Chemistry

Lithium Aluminium Hydride – an Inorganic Compound

Lithium Aluminium Hydride – an Inorganic Compound

Lithium aluminum hydride (LAH), is an inorganic compound with the chemical formula LiAlH4. It appears as a white powder that turns gray when exposed to air. It’s a dark grey solid. Finholt, Bond, and Schlesinger discovered it in 1947. This compound is used in organic synthesis as a reducing agent, particularly for the reduction of esters, carboxylic acids, and amides. The solid is extremely reactive to water, emitting gaseous hydrogen (H2). Some related derivatives for hydrogen storage have been discussed. Friction can cause ignition if it is spread out over a large flat combustible surface.

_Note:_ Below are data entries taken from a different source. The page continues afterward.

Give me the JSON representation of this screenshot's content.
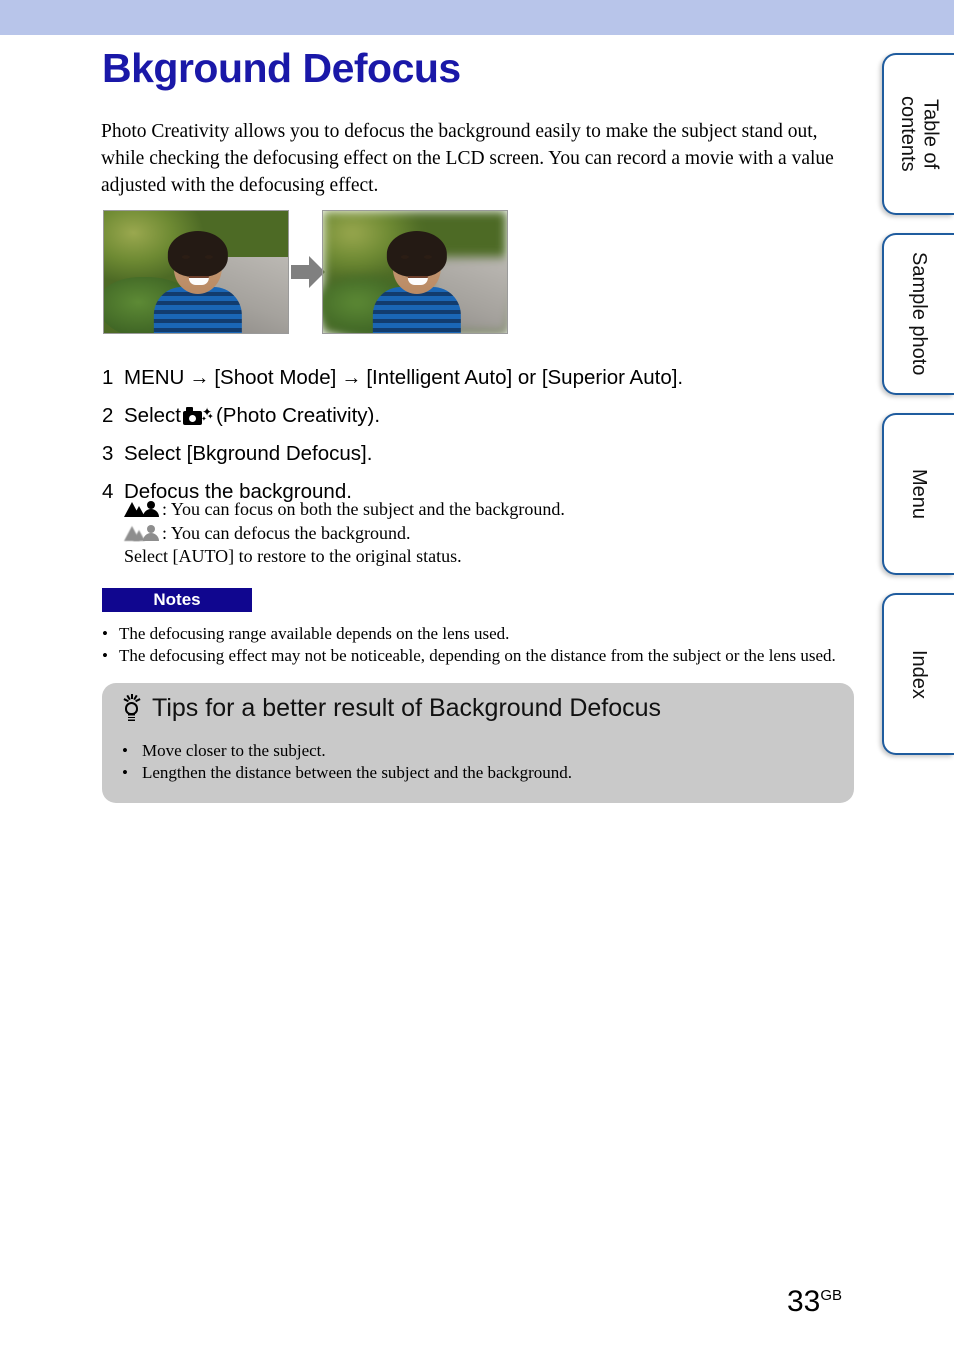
{
  "page": {
    "title": "Bkground Defocus",
    "number": "33",
    "number_suffix": "GB",
    "title_color": "#1a18a8",
    "banner_color": "#b8c5ea"
  },
  "intro": "Photo Creativity allows you to defocus the background easily to make the subject stand out, while checking the defocusing effect on the LCD screen. You can record a movie with a value adjusted with the defocusing effect.",
  "illustration": {
    "before_alt": "Photo of a boy with the background in focus",
    "after_alt": "Photo of a boy with the background defocused",
    "arrow": "right-arrow"
  },
  "steps": [
    {
      "num": "1",
      "parts": [
        "MENU",
        "[Shoot Mode]",
        "[Intelligent Auto] or [Superior Auto]."
      ],
      "separator": "→",
      "icon": ""
    },
    {
      "num": "2",
      "parts": [
        "Select",
        "(Photo Creativity)."
      ],
      "separator": "",
      "icon": "photo-creativity-icon"
    },
    {
      "num": "3",
      "parts": [
        "Select [Bkground Defocus]."
      ],
      "separator": "",
      "icon": ""
    },
    {
      "num": "4",
      "parts": [
        "Defocus the background."
      ],
      "separator": "",
      "icon": ""
    }
  ],
  "substeps": {
    "line1_icon": "mountain-person-sharp-icon",
    "line1": ": You can focus on both the subject and the background.",
    "line2_icon": "mountain-person-blurred-icon",
    "line2": ": You can defocus the background.",
    "line3": "Select [AUTO] to restore to the original status."
  },
  "notes": {
    "label": "Notes",
    "badge_bg": "#10068f",
    "badge_text_color": "#ffffff",
    "items": [
      "The defocusing range available depends on the lens used.",
      "The defocusing effect may not be noticeable, depending on the distance from the subject or the lens used."
    ],
    "bullet": "•"
  },
  "tips": {
    "icon": "lightbulb-icon",
    "heading": "Tips for a better result of Background Defocus",
    "bg_color": "#c9c9c9",
    "items": [
      "Move closer to the subject.",
      "Lengthen the distance between the subject and the background."
    ],
    "bullet": "•"
  },
  "tabs": [
    {
      "label": "Table of\ncontents"
    },
    {
      "label": "Sample photo"
    },
    {
      "label": "Menu"
    },
    {
      "label": "Index"
    }
  ]
}
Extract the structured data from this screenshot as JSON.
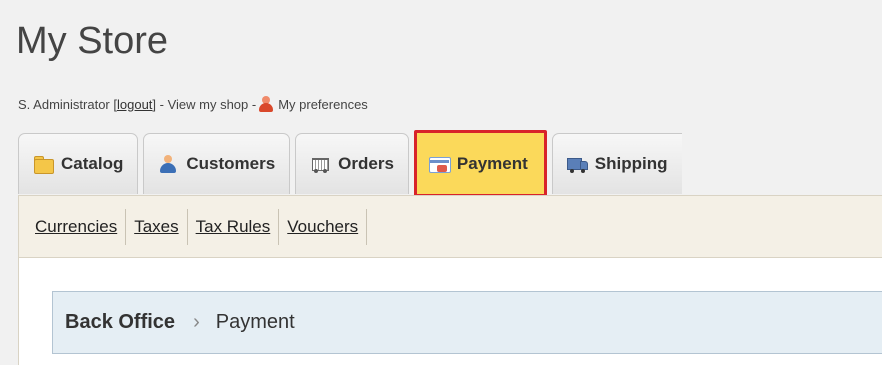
{
  "store": {
    "title": "My Store"
  },
  "admin_bar": {
    "user_text": "S. Administrator [ ",
    "logout_label": "logout",
    "after_logout": " ] - View my shop - ",
    "preferences_label": "My preferences"
  },
  "tabs": [
    {
      "label": "Catalog",
      "icon": "folder-icon"
    },
    {
      "label": "Customers",
      "icon": "customers-icon"
    },
    {
      "label": "Orders",
      "icon": "cart-icon"
    },
    {
      "label": "Payment",
      "icon": "credit-card-icon",
      "active": true
    },
    {
      "label": "Shipping",
      "icon": "truck-icon"
    }
  ],
  "subtabs": [
    "Currencies",
    "Taxes",
    "Tax Rules",
    "Vouchers"
  ],
  "breadcrumb": {
    "root": "Back Office",
    "separator": "›",
    "current": "Payment"
  },
  "colors": {
    "active_tab_bg": "#fbd95a",
    "active_tab_outline": "#d8232a",
    "breadcrumb_bg": "#e5eef4"
  }
}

Although LAH is a colorless solid, commercial samples are typically gray due to contamination. Recrystallization from diethyl ether can be used to purify this material. A Soxhlet extractor is used in large-scale purifications. Because the impurities are innocuous and easily separated from the organic products, impure gray material is commonly used in synthesis. The pure powdered material, but not the large crystals, is pyrophoric. Mineral oil is used in some commercial materials to inhibit reactions with atmospheric moisture, but it is more commonly packed in moisture-proof plastic sacks.

Properties

LAH is a colorless, odorless crystalline solid with a density of 0.97 g/mL and a melting point of 150 °C. It is also commercially available as a dispersion in mineral oil to avoid its violent reaction with atmospheric moisture.

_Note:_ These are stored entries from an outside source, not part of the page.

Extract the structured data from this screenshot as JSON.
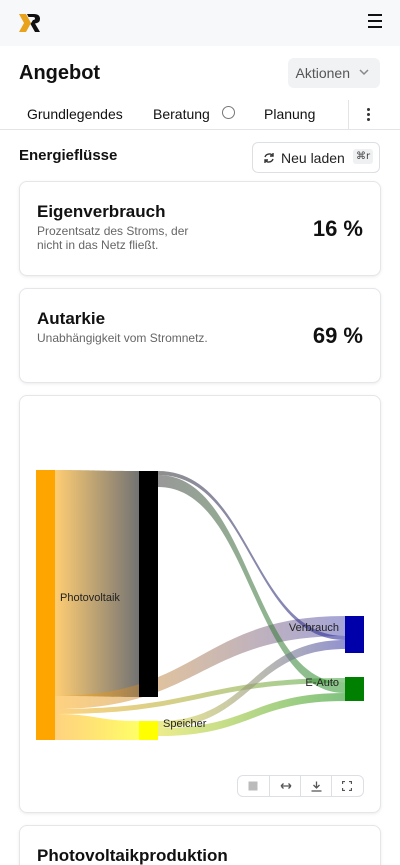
{
  "page": {
    "title": "Angebot",
    "actions_label": "Aktionen"
  },
  "tabs": [
    "Grundlegendes",
    "Beratung",
    "Planung"
  ],
  "section": {
    "title": "Energieflüsse",
    "reload_label": "Neu laden",
    "shortcut": "⌘r"
  },
  "kpis": [
    {
      "title": "Eigenverbrauch",
      "description": "Prozentsatz des Stroms, der nicht in das Netz fließt.",
      "value": "16 %"
    },
    {
      "title": "Autarkie",
      "description": "Unabhängigkeit vom Stromnetz.",
      "value": "69 %"
    }
  ],
  "chart_data": {
    "type": "sankey",
    "nodes": [
      {
        "name": "Photovoltaik",
        "color": "#FFA500"
      },
      {
        "name": "",
        "color": "#000000"
      },
      {
        "name": "Speicher",
        "color": "#FFFF00"
      },
      {
        "name": "Verbrauch",
        "color": "#0000AA"
      },
      {
        "name": "E-Auto",
        "color": "#008000"
      }
    ],
    "links": [
      {
        "source": "Photovoltaik",
        "target": "",
        "value": 84
      },
      {
        "source": "Photovoltaik",
        "target": "Verbrauch",
        "value": 5
      },
      {
        "source": "Photovoltaik",
        "target": "E-Auto",
        "value": 2
      },
      {
        "source": "Photovoltaik",
        "target": "Speicher",
        "value": 7
      },
      {
        "source": "",
        "target": "Verbrauch",
        "value": 1
      },
      {
        "source": "",
        "target": "E-Auto",
        "value": 2
      },
      {
        "source": "Speicher",
        "target": "Verbrauch",
        "value": 2
      },
      {
        "source": "Speicher",
        "target": "E-Auto",
        "value": 2
      }
    ]
  },
  "chart_tools": [
    "stop-icon",
    "swap-icon",
    "download-icon",
    "fullscreen-icon"
  ],
  "next_section": {
    "title": "Photovoltaikproduktion"
  }
}
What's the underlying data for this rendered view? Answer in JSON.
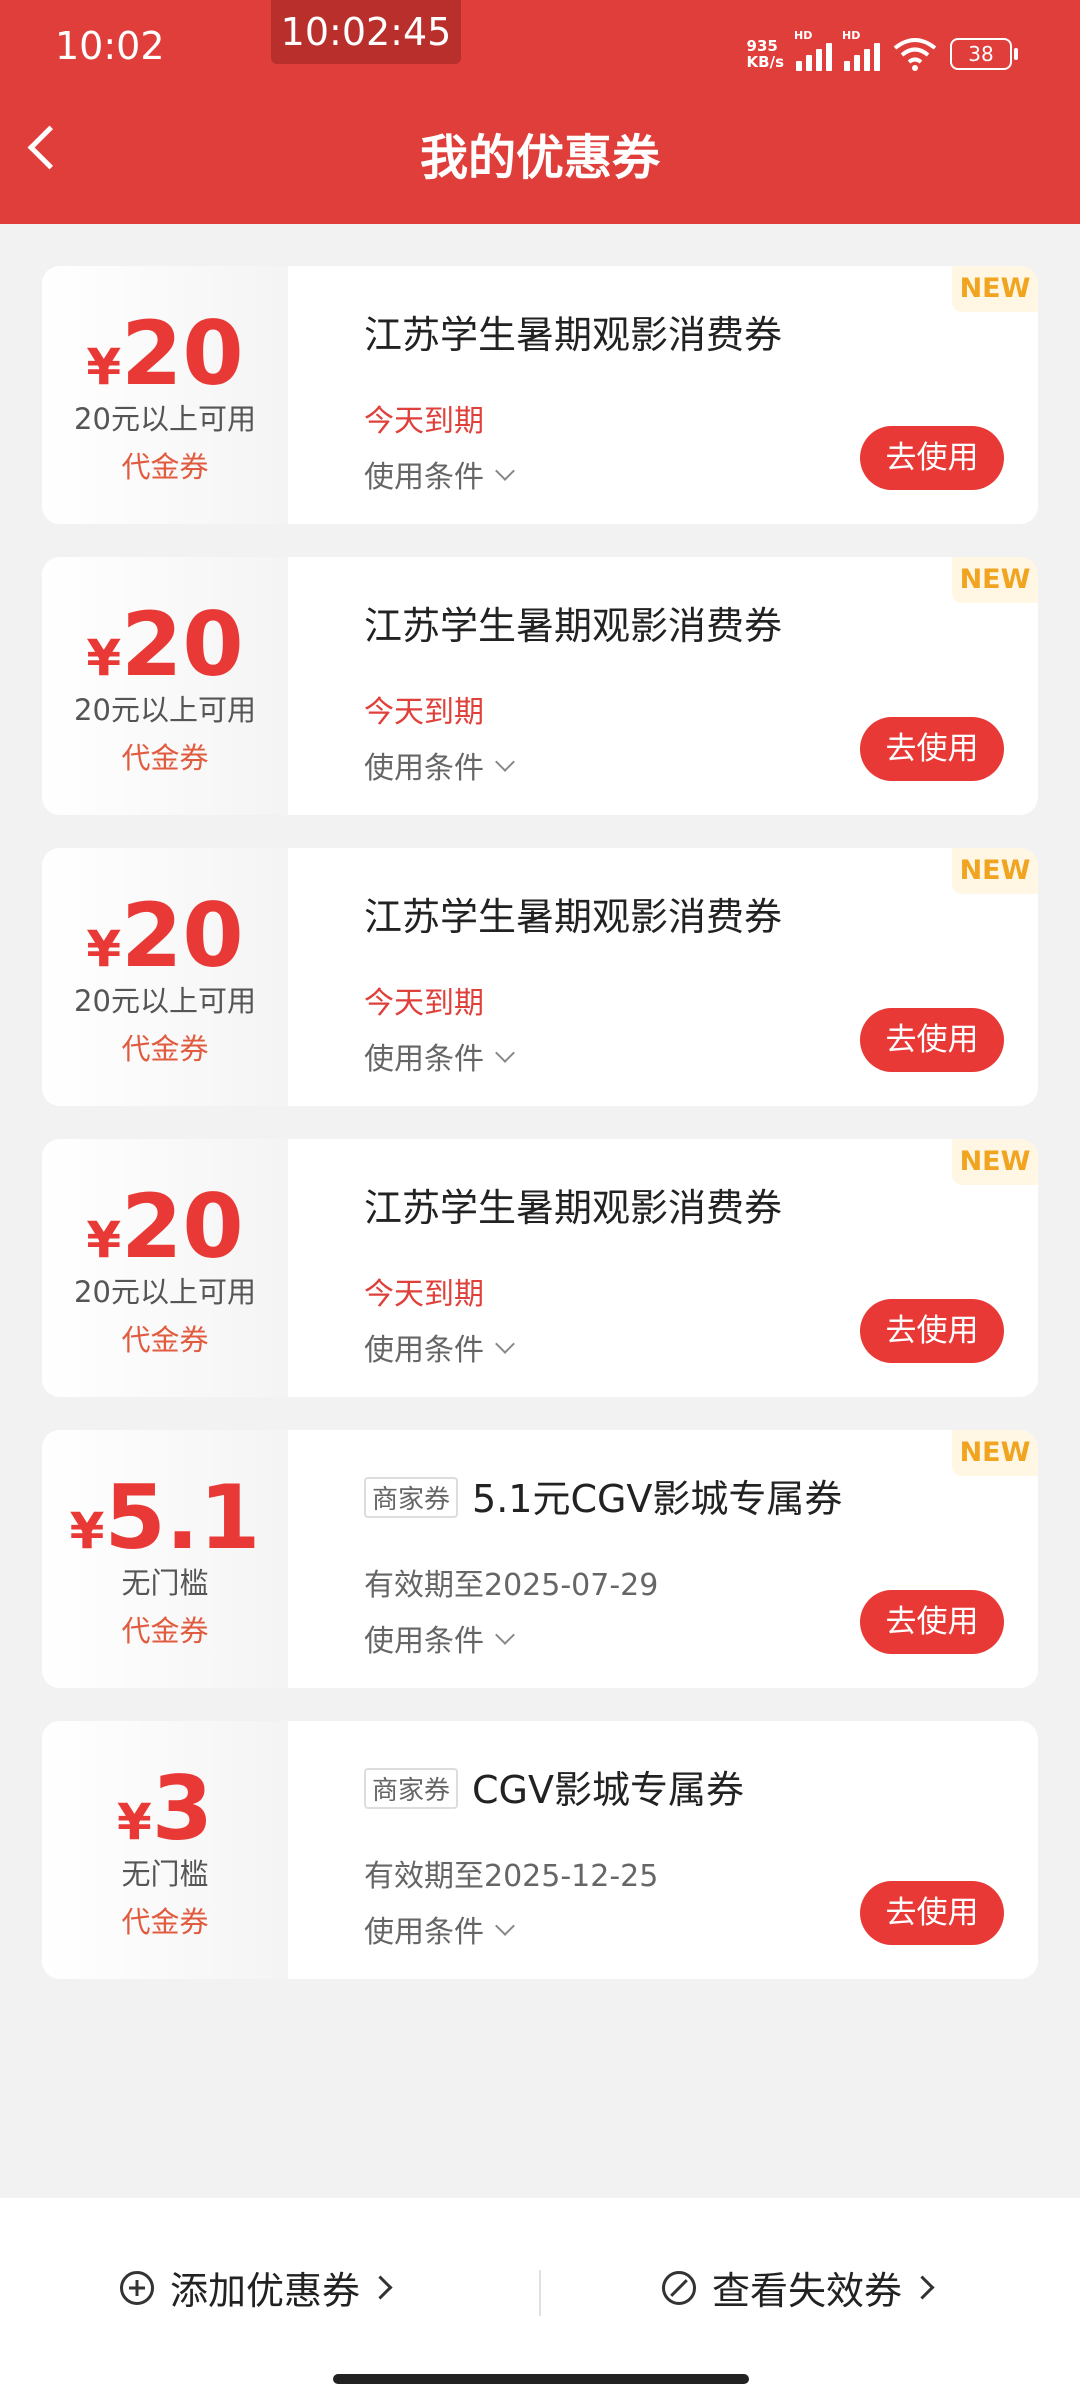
{
  "status_bar": {
    "time": "10:02",
    "clock_overlay": "10:02:45",
    "net_speed_value": "935",
    "net_speed_unit": "KB/s",
    "signal_label": "HD",
    "battery": "38"
  },
  "header": {
    "title": "我的优惠券"
  },
  "coupons": [
    {
      "yen": "¥",
      "amount": "20",
      "threshold": "20元以上可用",
      "type": "代金券",
      "title": "江苏学生暑期观影消费券",
      "expiry": "今天到期",
      "conditions": "使用条件",
      "button": "去使用",
      "badge": "NEW"
    },
    {
      "yen": "¥",
      "amount": "20",
      "threshold": "20元以上可用",
      "type": "代金券",
      "title": "江苏学生暑期观影消费券",
      "expiry": "今天到期",
      "conditions": "使用条件",
      "button": "去使用",
      "badge": "NEW"
    },
    {
      "yen": "¥",
      "amount": "20",
      "threshold": "20元以上可用",
      "type": "代金券",
      "title": "江苏学生暑期观影消费券",
      "expiry": "今天到期",
      "conditions": "使用条件",
      "button": "去使用",
      "badge": "NEW"
    },
    {
      "yen": "¥",
      "amount": "20",
      "threshold": "20元以上可用",
      "type": "代金券",
      "title": "江苏学生暑期观影消费券",
      "expiry": "今天到期",
      "conditions": "使用条件",
      "button": "去使用",
      "badge": "NEW"
    },
    {
      "yen": "¥",
      "amount": "5.1",
      "threshold": "无门槛",
      "type": "代金券",
      "tag": "商家券",
      "title": "5.1元CGV影城专属券",
      "expiry": "有效期至2025-07-29",
      "conditions": "使用条件",
      "button": "去使用",
      "badge": "NEW"
    },
    {
      "yen": "¥",
      "amount": "3",
      "threshold": "无门槛",
      "type": "代金券",
      "tag": "商家券",
      "title": "CGV影城专属券",
      "expiry": "有效期至2025-12-25",
      "conditions": "使用条件",
      "button": "去使用"
    }
  ],
  "footer": {
    "add_label": "添加优惠券",
    "invalid_label": "查看失效券"
  },
  "colors": {
    "header_red": "#e03e3b",
    "accent_red": "#e93936",
    "badge_orange": "#f0a41f"
  }
}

  • Melting point: 125 °C (dec.)(lit.)
  • Boiling point: 0°C
  • Density: 0.97 g/mL at 20 °C
  • Flash point: 99 °F
  • Specific Gravity: 0.917
  • Color: White to light gray
  • Odor: Odorless solid
  • Water Solubility: Reacts

Structure

Lithium aluminum hydride has the chemical formula LiAlH4 and a molar mass of 37.95 g/mol. LAH’s chemical structure is depicted below. It is a monoclinic crystalline solid composed of lithium cation (Li+) and aluminum hydride anion (AlH4-), with Al covalently bonded to the four H atoms.

Preparation

LAH violently reacts with water, including atmospheric moisture, to liberate dihydrogen gas. The reaction proceeds according to the following idealized equation:

LiAlH4 + 4 H2O → LiOH + Al(OH)3 + 4 H2

This reaction provides a useful method to generate hydrogen in the laboratory. Aged, air-exposed samples often appear white because they have absorbed enough moisture to generate a mixture of the white compounds lithium hydroxide and aluminum hydroxide.

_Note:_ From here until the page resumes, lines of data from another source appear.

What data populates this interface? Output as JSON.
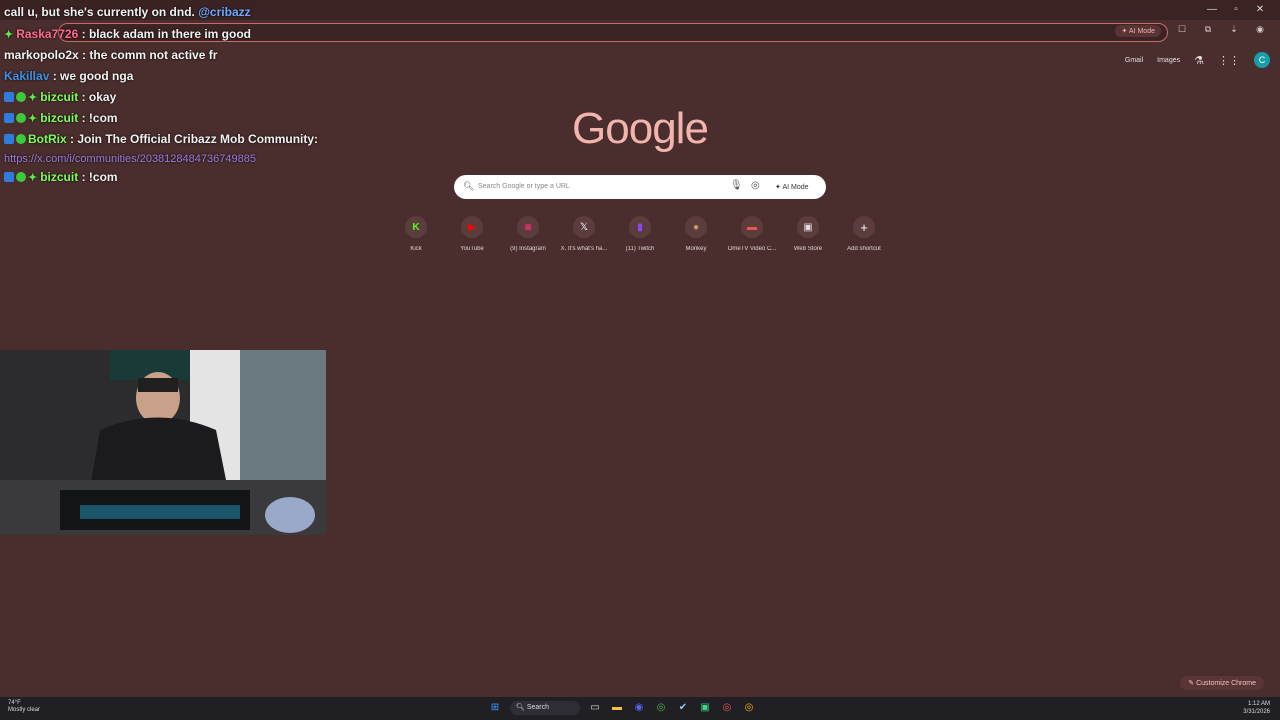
{
  "chat": {
    "line1": {
      "text": "call u, but she's currently on dnd.",
      "mention": "@cribazz"
    },
    "line2": {
      "user": "Raska7726",
      "text": ": black adam in there im good"
    },
    "line3": {
      "user": "markopolo2x",
      "text": ": the comm not active fr"
    },
    "line4": {
      "user": "Kakillav",
      "text": ": we good nga"
    },
    "line5": {
      "user": "bizcuit",
      "text": ": okay"
    },
    "line6": {
      "user": "bizcuit",
      "text": ": !com"
    },
    "line7": {
      "user": "BotRix",
      "text": ": Join The Official Cribazz Mob Community:"
    },
    "line8": {
      "link": "https://x.com/i/communities/2038128484736749885"
    },
    "line9": {
      "user": "bizcuit",
      "text": ": !com"
    }
  },
  "toolbar": {
    "ai_mode_label": "AI Mode"
  },
  "google": {
    "gmail": "Gmail",
    "images": "Images",
    "avatar_letter": "C",
    "logo": "Google",
    "search_placeholder": "Search Google or type a URL",
    "ai_mode": "AI Mode",
    "shortcuts": [
      {
        "label": "Kick",
        "icon": "kick-icon",
        "color": "#53fc18"
      },
      {
        "label": "YouTube",
        "icon": "youtube-icon",
        "color": "#ff0000"
      },
      {
        "label": "(9) Instagram",
        "icon": "instagram-icon",
        "color": "#e1306c"
      },
      {
        "label": "X. It's what's ha...",
        "icon": "x-icon",
        "color": "#ffffff"
      },
      {
        "label": "(11) Twitch",
        "icon": "twitch-icon",
        "color": "#9146ff"
      },
      {
        "label": "Monkey",
        "icon": "monkey-icon",
        "color": "#c8a060"
      },
      {
        "label": "OmeTV Video C...",
        "icon": "ometv-icon",
        "color": "#f05050"
      },
      {
        "label": "Web Store",
        "icon": "webstore-icon",
        "color": "#e0e0e0"
      },
      {
        "label": "Add shortcut",
        "icon": "plus-icon",
        "color": "#ffffff"
      }
    ],
    "customize": "Customize Chrome"
  },
  "taskbar": {
    "weather_temp": "74°F",
    "weather_desc": "Mostly clear",
    "search": "Search",
    "time": "1:12 AM",
    "date": "3/31/2026"
  }
}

LiAlH4 was first prepared from the reaction between lithium hydride (LiH) and aluminum chloride:

4 LiH + AlCl3 → LiAlH4 + 3 LiCl

In addition to this method, the industrial synthesis entails the initial preparation of sodium aluminum hydride from the elements under high pressure and temperature:

Na + Al + 2 H2 → NaAlH4

LiAlH4 is then prepared by a salt metathesis reaction according to:

NaAlH4 + LiCl → LiAlH4 + NaCl

which proceeds in a high yield. LiCl is removed by filtration from an ethereal solution of LAH, with subsequent precipitation of LiAlH4 to yield a product containing around 1% w/w LiCl.

An alternative preparation starts from LiH, and metallic Al instead of AlCl3. Catalyzed by a small quantity of TiCl3 (0.2%), the reaction proceeds well-using dimethyl ether as solvent. This method avoids the cogeneration of salt.

Uses

It is primarily used as a reducing agent in organic synthesis and as a reagent in the synthesis of a wide range of pharmaceuticals, organic chemicals, and metal hydrides (such as NaH). It’s also a polymerization catalyst and a propellant. It is being investigated as a possible hydrogen storage agent in fuel cells.

Health effects/safety hazards

LAH has a strong irritant effect on the eyes, skin, mucous membranes, and respiratory system. The solid can cause severe burns to the eyes and skin. It is extremely dangerous when inhaled. Its violent reaction to water is also a hazard to one’s safety.